Components of the current state flag
were first seen in 1765, on a banner carried by South Carolina
protesters of the Stamp Act. The banner that the protesters hoisted
displayed three white crescents on a blue background. Ten years
later in 1775, Colonel William Moultrie was asked by the South
Carolina Revolutionary Council of Safety to design a banner for
the use of South Carolina State Troops. Colonel Moultrie chose
a simple and direct design that displayed the crescent (new moon)
on a blue field. The new flag was the same blue color of the
soldier's uniforms and the silver crescent echoed the symbol
that the soldiers wore on the front of their caps.

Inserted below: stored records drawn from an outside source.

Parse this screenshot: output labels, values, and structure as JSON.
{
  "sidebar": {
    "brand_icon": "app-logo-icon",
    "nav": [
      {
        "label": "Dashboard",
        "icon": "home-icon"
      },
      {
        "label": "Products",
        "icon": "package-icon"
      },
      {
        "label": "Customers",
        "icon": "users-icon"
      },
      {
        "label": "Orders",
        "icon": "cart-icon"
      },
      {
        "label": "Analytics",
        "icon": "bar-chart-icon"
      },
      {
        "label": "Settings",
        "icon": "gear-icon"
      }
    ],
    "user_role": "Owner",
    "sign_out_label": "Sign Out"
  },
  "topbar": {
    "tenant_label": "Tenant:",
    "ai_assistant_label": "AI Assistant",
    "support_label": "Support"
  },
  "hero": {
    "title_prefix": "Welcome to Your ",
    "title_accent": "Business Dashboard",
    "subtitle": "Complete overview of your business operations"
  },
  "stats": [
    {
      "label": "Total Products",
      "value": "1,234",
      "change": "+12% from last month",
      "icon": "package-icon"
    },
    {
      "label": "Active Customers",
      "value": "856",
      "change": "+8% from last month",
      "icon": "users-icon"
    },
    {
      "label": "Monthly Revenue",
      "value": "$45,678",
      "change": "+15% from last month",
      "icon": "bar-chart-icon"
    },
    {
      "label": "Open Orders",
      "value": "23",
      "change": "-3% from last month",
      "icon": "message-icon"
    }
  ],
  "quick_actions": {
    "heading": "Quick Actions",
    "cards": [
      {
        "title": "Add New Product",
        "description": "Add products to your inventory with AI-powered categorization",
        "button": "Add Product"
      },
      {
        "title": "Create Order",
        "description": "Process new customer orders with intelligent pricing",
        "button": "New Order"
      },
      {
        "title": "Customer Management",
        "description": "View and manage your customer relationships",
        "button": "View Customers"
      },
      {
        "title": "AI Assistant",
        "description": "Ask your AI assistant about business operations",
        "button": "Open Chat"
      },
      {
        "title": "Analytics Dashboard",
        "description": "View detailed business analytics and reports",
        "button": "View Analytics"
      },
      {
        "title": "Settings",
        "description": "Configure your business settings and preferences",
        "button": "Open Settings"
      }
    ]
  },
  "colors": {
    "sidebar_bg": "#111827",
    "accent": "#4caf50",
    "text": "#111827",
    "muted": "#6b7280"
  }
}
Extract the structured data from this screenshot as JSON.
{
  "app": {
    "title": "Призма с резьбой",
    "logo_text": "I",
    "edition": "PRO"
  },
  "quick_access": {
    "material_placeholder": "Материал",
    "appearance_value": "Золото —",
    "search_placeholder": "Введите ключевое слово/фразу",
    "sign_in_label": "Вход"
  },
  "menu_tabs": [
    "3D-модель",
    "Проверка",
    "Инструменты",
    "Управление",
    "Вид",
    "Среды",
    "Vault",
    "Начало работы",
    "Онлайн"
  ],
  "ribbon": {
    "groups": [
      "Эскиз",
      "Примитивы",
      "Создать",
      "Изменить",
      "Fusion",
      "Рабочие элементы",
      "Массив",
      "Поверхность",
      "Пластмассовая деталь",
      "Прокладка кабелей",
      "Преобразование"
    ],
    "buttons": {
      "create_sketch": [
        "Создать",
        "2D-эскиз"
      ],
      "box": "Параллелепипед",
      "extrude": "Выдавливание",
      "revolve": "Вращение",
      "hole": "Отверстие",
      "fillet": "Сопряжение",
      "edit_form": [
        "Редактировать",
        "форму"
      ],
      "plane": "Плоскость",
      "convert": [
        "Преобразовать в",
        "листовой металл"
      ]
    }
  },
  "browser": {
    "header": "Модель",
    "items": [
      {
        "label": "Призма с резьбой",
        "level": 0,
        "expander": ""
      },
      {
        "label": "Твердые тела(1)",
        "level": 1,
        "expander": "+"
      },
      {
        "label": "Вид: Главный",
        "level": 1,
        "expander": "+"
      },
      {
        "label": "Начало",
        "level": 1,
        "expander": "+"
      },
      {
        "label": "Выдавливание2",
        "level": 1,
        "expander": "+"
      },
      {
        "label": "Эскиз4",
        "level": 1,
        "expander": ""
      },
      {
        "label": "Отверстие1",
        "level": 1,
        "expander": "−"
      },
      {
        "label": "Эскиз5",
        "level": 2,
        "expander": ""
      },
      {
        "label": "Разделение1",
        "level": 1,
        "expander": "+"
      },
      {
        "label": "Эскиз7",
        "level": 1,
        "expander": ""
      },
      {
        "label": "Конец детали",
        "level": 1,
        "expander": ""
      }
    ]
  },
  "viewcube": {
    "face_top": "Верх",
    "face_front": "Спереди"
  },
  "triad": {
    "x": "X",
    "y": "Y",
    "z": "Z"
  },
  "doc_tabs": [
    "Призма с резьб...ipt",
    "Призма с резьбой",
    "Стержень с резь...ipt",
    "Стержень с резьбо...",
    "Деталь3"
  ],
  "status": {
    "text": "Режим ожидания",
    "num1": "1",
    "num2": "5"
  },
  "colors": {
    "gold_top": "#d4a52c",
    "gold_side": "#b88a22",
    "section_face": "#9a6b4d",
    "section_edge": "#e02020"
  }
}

Almost 100 years later, South Carolina
seceded from the Union it had fought to create. A new banner
was needed to fly above the newly-created nation. Many designs
were reviewed but the General Assembly settled on one simple
change to Moultrie's Revolutionary War design. A Palmetto tree
was added and centered on the blue field. The Palmetto, the South
Carolina State Tree, had been attributed as instrumental in Colonel
Moultrie's defense of Sullivan's Island against an attack by
British warships in June of 1776. Cannonballs fired at the fort
from the British ships could not destroy the walls of the fort
which were built of Palmetto logs. Instead, the cannonballs simply
sank into the soft, tough Palmetto wood.
The flag that flies over the state of
South Carolina today is of the same design that flew over the
independent South Carolina during the Civil War.